La democrazia, qualcuno diceva, è la peggiore forma di governo tranne le altre finora sperimentate.

Qualche volta questo è un problema anche per i cattolici, in una società dove l’aborto è un diritto e gli ultimi sono il nemico. 

Quando è stato lanciato il progetto “Nessuno si salva da solo “(che continua con finalità diverse), sembrava essersi insinuato almeno il dubbio che le tasse potessero servire a garantire la cura a tutti.

Già allora l’idea di rinunciare a una parte delle proprie entrate per gli altri aveva fatto un certo scalpore, vista dal giornale locale come “patrimoniale dal basso”, che pare impressionare ancora di più oggi. 

I migranti sono tornati infatti a essere emergenza e invasione; i fisiologici abusi del reddito di cittadinanza sono sempre più sbandierati sui media, mentre la pace che si invoca di più è quella fiscale ovvero la rinuncia dello Stato a recuperare l’evasione. 

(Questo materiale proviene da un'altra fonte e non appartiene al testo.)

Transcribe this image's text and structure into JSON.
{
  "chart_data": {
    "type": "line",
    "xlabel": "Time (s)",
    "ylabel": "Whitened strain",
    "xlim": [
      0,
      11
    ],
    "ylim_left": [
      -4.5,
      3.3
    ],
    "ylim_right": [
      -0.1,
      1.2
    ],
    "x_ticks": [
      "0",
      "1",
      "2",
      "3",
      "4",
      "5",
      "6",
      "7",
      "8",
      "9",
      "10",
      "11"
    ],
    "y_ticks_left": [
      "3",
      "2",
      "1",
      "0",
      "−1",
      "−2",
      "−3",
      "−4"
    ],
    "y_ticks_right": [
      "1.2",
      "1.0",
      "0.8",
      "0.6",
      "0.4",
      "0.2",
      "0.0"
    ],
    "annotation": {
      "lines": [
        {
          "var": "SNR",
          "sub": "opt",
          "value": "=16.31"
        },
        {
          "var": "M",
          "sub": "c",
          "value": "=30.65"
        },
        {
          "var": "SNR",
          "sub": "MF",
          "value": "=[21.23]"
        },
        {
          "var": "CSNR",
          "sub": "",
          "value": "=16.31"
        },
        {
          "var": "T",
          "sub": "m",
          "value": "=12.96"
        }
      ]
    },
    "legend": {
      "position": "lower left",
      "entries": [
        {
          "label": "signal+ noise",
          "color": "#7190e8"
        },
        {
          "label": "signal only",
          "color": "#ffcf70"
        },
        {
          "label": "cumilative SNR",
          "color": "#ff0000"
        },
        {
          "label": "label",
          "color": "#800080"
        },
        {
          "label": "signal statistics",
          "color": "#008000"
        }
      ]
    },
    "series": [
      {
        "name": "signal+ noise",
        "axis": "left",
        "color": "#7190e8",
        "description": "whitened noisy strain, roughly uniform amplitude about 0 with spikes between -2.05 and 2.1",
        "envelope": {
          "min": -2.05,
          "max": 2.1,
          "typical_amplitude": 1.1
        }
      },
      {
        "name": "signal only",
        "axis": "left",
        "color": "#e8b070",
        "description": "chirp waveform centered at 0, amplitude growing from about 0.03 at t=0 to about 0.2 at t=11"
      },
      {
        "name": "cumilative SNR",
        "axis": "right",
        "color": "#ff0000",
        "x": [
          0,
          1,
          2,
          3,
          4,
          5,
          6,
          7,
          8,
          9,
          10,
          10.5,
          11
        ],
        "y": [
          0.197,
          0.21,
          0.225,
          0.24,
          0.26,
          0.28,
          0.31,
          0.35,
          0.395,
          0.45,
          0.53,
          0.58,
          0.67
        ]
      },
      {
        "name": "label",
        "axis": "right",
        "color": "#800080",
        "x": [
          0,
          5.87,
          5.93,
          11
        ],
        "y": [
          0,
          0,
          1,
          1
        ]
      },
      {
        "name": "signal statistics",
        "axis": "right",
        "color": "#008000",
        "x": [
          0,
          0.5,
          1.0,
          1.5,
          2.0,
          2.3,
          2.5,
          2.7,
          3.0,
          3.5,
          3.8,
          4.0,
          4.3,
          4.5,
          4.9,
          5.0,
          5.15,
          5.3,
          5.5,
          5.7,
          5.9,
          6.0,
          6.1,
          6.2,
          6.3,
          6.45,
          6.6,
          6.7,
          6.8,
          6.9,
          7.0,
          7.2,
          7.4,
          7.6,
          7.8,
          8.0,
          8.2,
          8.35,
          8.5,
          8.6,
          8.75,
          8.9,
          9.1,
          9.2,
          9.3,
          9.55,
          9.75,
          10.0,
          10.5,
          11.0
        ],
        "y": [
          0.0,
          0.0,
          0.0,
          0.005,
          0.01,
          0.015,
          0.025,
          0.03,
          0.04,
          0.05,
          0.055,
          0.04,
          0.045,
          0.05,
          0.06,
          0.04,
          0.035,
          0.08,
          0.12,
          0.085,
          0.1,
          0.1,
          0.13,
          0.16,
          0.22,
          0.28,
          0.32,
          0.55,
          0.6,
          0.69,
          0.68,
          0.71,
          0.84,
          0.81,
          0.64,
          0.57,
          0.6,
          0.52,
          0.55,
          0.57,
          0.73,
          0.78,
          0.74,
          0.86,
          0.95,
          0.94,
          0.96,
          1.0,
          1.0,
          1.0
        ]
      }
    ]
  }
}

Non possiamo quindi meglio destinare le tasse che finanziano le strutture di peccato? 

La domanda si ripropone spesso, specialmente di fronte all’apparente impotenza di fronte a scandali che si ripetono, come l’entusiasmo con il quale l’Europa ha per prima cosa finanziato le proprie industrie belliche per difendere l’Ucraina. 

La risposta è sicuramente sì, ma deve essere stabilito come scelta condivisa nella democrazia che è un sistema che ci tutela tutti, sebbene a un prezzo.

Il Beato Teresio Olivelli è un esempio vicino a noi di fedele laico che è rimasto, finché ha potuto, dentro a un sistema che ai nostri occhi moderni era già evidentemente ingiusto, cercando di vivere in esso la sua Fede.

Quando ha scelto la ribellione lo ha fatto fino in fondo, dando la propria vita.

Di fronte a una scelta di questo tipo è stato messo, suo malgrado, il popolo ucraino e non è affatto scontato che la guerra in armi sia stata una scelta così inevitabile, ma non è così facile giudicare.

Il compito di noi cattolici che, problemi a parte, siamo al caldo, è quello di proporre tutte le azioni di pace che possiamo, ma nel sistema democratico, perfino confrontandoci con chi tra noi ritiene questa guerra una difesa dei valori spirituali contro il materialismo dell’occidente.